Da svariato tempo è sotto oggetto di studi per i disturbi di tipo psicotico anche la terapia cognitivo comportamentale, soprattutto nei pazienti che rifiutano i medicinali qui sopra citati. In pratica la terapia cognitivo comportamentale (TCC) è un tipo di trattamento psicoterapeutico che aiuta i pazienti a comprendere quali dei loro pensieri e sentimenti influiscono sul loro comportamento. Secondo questa terapia, la causa della psicosi è da ricercare nel modo in cui i pazienti subiscono determinate esperienze, che vengono da loro percepite in maniera erronea e possono per questo provocare gli attacchi. La TCC viene utilizzata solitamente per trattare anche disturbi come fobie, ansia, depressione e dipendenze.

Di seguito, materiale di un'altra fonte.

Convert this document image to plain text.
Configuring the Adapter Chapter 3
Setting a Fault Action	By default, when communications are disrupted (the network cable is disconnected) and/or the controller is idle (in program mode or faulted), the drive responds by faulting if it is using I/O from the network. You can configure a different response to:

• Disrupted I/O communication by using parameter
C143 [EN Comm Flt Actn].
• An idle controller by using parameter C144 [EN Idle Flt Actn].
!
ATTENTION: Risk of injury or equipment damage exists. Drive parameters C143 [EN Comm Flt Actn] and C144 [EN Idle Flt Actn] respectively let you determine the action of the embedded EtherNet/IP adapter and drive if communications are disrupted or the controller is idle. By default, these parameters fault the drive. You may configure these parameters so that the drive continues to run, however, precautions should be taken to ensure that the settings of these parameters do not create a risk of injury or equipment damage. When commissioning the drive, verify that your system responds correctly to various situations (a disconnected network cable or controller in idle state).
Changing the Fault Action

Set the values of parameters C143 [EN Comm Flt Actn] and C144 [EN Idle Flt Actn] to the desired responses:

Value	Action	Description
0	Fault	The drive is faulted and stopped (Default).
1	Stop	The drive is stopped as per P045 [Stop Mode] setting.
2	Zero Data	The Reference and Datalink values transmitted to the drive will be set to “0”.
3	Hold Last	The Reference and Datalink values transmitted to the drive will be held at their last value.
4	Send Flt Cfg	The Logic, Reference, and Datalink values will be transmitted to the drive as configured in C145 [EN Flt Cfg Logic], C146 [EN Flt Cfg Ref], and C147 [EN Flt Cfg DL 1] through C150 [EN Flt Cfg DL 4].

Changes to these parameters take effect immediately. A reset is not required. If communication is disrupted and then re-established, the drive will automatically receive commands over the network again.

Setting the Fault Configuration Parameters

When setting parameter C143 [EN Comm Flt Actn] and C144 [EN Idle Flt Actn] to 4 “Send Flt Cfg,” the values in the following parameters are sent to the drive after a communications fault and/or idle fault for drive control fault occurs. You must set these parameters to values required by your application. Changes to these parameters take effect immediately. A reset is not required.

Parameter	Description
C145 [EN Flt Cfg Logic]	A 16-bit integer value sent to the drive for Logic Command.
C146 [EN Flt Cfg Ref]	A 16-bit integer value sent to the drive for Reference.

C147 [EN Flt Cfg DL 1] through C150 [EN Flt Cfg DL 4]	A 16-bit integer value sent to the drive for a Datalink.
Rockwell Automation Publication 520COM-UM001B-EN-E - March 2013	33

Una buona notizia per chi soffre di attacchi psicotici arriva in questi giorni e riguarda l’uso della cannabis terapeutica – e più in particolare del cannabidiolo – che potrebbe aiutare notevolmente i pazienti che ne sono colpiti.
Il cannabidiolo, più comunemente conosciuto come CBD, è uno dei principi attivi non psicoattivi della marijuana, che oggi giorno continua a richiamare l’attenzione per le potenzialità che ha nel trattamento di vari disturbi e malattie che vanno dall’epilessia al cancro.

Un recentissimo studio ha evidenziato che anche una singola dose di olio di CBD può aiutare a ridurre gli attacchi psicotici, riuscendo a ripristinare la normale attività in tre aree cerebrali ‘resettando’ il cervello.
È ancora presto per considerarlo un rimedio certo per qualsiasi tipo di psicosi, ma altri studi verranno iniziati per capire se il CBD può effettivamente avere questa capacità per trovare una strada meno invasiva rispetto agli antipsicotici, soprattutto se viene associato alla terapia cognitivo comportamentale.
Fino ad oggi il cannabidiolo si è dimostrato un ottimo coadiuvante per le malattie come l’insonnia, il dolore cronico della fibromialgia e anche per le infiammazioni cutanee. È anche sotto studio come trattamento delle malattie neurodegenerative del cervello, come il morbo di Parkinson, ma fino ad oggi non c’erano stati studi diretti con le psicosi.